Erdoğan mentioned that Jerusalem's walls that still stand today, as well as the Dome of the Rock in Jerusalem's Old City, were reconstructed and restored by Suleiman the Magnificent, who reigned over the Ottoman Empire from 1520 until his death in 1566. 
“The issue of Jerusalem is not an ordinary geopolitical problem for us," Erdoğan said. "First of all, the current appearance of the Old City, which is the heart of Jerusalem, was built by Suleiman the Magnificent, with its walls, bazaar, and many buildings. Our ancestors showed their respect for centuries by keeping this city in high esteem.”
Suleiman the Magnificent was known for protecting the Jewish subjects of his empire through unprecedented reforms at the time, and is believed to have had a Jewish mother. 
Erdoğan then moved to address the Palestinian issue, stating that “we consider it an honor on behalf of our country and nation to express the rights of the oppressed Palestinian people on every platform, with whom we have lived for centuries.”
"With this understanding, we will follow both the Palestinian cause, which is the bleeding wound of the global conscience, and the Jerusalem case to the end," he concluded.
Dr. Hay Eytan Cohen Yanarocak, an expert on contemporary Turkish politics, foreign policy and Turkish-Israeli relations at the Jerusalem Institute for Strategy and Security, told Israel Hayom that Erdoğan's speech had an internal, political agenda, more than a practical one.
"In the broad sense of his speech, Erdoğan referred to three major countries - Greece, Armenia and Israel - and not by accident," Yanarocak noted. "The common denominator of these countries is the fact that they are nation-states composed of the main minorities that existed in the Ottoman Empire and in today's Republic of Turkey.

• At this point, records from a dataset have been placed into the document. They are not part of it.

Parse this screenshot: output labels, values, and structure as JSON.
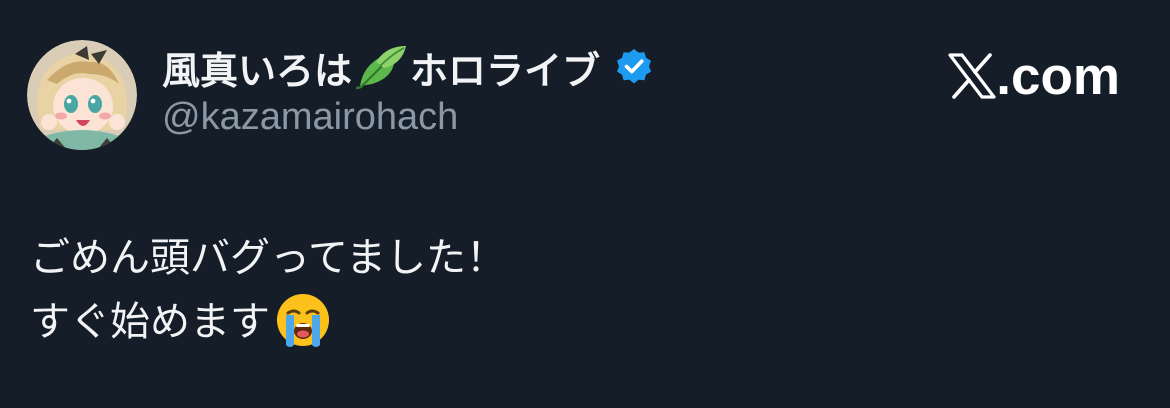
{
  "post": {
    "author": {
      "name": "風真いろは",
      "name_emoji": "leaf-icon",
      "org": "ホロライブ",
      "verified": true,
      "handle": "@kazamairohach",
      "verified_color": "#1d9bf0"
    },
    "brand": {
      "logo_icon": "x-logo-icon",
      "domain_suffix": ".com"
    },
    "text": {
      "line1": "ごめん頭バグってました！",
      "line2": "すぐ始めます",
      "line2_emoji": "loudly-crying-face-emoji"
    }
  },
  "colors": {
    "background": "#151d28",
    "text_primary": "#f1f3f5",
    "text_secondary": "#8b98a5"
  }
}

"When Erdoğan lashes out, whether it be against Armenia, via military assistance to Azerbaijan, against Greece or by verbal attacks on Israel, we know that he is translating all of these steps towards electoral success," Yanarocak said. "It's not just about supporting the Palestinians, but about defining the way that the Turkish majority perceives minorities within the country, and how that perspective is reflected in Erdoğan's foreign policy."